As New York prepares to launch its first legal adult-use cannabis dispensaries, operators will face the challenge of competing with tax-free Canadian products flowing from the sovereign Native American territory in New York’s North Country.
For nearly three years, cannabis dispensaries have been thriving on the St. Regis Mohawk Reservation, which spans the border between New York and Canada. This unique location allows travelers to move between the two countries without going through customs, enabling the easy exchange of Canadian cannabis and THC-infused products like shaved ice and snack foods resembling popular brands such as Cheetos and Doritos.
While New York State only recently began accepting applications for adult-use dispensaries, the reservation’s dispensaries have had a significant head start, dominating the regional market. Despite this, both the state’s Office of Cannabis Management and the Cannabis Association of New York have largely remained silent, acknowledging the sovereignty of the St. Regis Mohawk Reservation, known as Akwesasne.
Dispensaries on the reservation are open about sourcing products from outside, particularly Canada. Budtenders have candidly shared with reporters that many of their products, including edibles mimicking popular snacks, come from across the border, featuring THC labels from Canada and California.
The prices on the reservation, including pre-rolled joints for as low as $1.58, make it difficult for New York’s upcoming legal dispensaries to compete. Coupled with the lack of taxes, Akwesasne’s cannabis market is expected to continue its dominance in the region, offering products at much lower prices than what New York’s licensed businesses will likely charge under the state’s tax structure.
New York’s regulators and industry representatives remain hands-off, citing the sovereignty of tribal lands. Dan Livingston, Executive Director of the Cannabis Association of New York, emphasized that tribal territories have their own regulations, and the association respects their autonomy. Similarly, the Office of Cannabis Management has shown little inclination to challenge the reservation’s cannabis operations.
An economic impact study conducted in 2018 warned that high taxes could deter consumers from shifting from the illicit market to the legal one. With reservation dispensaries offering cannabis at significantly lower prices, even factoring in a potential 3-ounce transaction limit, many consumers may prefer to travel to Akwesasne rather than purchase from state-licensed dispensaries.
While the St. Regis Mohawk Council has issued licenses for cannabis cultivation and dispensaries, not all businesses on the reservation operate under its jurisdiction. Periodic raids by tribal police have occurred, but the council is working to bring non-compliant businesses into the fold.
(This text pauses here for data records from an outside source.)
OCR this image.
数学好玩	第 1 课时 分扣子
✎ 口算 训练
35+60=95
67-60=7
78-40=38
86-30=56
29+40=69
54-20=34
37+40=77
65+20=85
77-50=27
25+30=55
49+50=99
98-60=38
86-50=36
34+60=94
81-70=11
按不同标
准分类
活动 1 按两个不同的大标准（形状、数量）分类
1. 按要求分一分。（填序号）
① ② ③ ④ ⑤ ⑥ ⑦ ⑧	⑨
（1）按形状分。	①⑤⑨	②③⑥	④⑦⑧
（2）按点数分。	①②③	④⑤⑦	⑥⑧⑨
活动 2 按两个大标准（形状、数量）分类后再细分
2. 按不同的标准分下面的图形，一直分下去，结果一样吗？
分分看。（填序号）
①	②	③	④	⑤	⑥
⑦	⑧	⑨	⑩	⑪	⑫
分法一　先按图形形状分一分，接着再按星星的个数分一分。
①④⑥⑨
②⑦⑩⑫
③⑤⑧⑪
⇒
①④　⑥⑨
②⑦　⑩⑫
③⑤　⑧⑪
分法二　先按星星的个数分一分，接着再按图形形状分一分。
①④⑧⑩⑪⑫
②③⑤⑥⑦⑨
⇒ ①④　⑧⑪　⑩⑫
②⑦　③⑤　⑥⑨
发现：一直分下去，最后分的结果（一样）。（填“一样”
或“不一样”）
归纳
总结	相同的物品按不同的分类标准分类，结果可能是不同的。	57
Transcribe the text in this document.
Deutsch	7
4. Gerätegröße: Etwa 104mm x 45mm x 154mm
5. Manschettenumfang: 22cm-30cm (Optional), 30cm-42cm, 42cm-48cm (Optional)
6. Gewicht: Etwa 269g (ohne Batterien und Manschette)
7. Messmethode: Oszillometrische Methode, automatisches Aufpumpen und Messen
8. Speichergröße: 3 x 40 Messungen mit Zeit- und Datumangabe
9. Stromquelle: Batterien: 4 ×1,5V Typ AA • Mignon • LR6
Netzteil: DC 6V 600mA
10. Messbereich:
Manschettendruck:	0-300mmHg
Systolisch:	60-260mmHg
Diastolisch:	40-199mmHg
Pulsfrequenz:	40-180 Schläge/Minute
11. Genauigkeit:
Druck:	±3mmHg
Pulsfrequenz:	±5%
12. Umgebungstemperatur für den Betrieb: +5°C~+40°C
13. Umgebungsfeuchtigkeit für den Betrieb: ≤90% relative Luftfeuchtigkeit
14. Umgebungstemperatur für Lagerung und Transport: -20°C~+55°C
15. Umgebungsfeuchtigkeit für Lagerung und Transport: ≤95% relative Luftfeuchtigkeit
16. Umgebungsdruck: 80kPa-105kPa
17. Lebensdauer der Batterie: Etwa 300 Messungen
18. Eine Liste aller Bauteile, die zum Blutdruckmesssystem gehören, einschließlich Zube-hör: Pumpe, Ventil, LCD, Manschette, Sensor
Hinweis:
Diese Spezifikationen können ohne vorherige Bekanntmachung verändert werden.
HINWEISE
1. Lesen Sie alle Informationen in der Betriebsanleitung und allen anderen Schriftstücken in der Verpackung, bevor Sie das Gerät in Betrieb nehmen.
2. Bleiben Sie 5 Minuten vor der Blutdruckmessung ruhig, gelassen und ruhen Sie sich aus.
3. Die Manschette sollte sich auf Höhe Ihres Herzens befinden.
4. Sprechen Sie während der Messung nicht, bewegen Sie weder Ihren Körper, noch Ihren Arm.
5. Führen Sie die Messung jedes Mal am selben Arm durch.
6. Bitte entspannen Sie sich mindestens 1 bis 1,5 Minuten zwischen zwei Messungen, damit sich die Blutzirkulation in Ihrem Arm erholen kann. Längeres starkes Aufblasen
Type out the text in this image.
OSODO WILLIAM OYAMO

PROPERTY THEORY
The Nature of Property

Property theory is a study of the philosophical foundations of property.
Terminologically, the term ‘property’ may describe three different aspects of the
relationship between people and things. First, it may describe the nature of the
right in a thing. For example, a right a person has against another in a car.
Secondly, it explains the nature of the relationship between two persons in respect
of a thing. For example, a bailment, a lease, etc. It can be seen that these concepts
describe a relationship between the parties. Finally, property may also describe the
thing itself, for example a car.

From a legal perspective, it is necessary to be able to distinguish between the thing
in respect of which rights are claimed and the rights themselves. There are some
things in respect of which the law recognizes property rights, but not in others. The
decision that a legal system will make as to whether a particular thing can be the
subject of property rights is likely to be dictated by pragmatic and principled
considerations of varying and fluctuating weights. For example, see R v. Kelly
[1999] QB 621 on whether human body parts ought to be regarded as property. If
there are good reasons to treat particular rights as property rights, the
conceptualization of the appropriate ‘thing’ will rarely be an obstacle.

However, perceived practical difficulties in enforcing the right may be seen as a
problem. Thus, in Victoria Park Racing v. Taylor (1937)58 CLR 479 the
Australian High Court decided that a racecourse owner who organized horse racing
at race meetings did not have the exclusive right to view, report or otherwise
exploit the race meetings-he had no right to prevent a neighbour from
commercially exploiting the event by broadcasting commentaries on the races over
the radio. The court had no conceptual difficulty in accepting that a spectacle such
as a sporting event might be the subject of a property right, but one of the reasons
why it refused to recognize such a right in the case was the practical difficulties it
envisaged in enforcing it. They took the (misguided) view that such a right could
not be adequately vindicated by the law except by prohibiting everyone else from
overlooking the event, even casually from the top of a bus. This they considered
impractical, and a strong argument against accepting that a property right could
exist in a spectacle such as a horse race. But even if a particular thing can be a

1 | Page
Federal authorities have also taken notice. Earlier this year, the DEA intercepted a large-scale cannabis smuggling operation involving a speedboat crossing from Canada into the reservation, highlighting the potential for cross-border trafficking.
As New York’s legal cannabis market takes shape, the impact of the reservation’s well-established cannabis industry will be felt throughout the region. Although the state has the option to enter into agreements with tribal territories, it remains unclear how or if Akwesasne’s cannabis operations will be integrated into New York’s broader legal framework. For now, the reservation’s competitive advantage in pricing and tax-free products poses a significant challenge to New York’s fledgling cannabis market.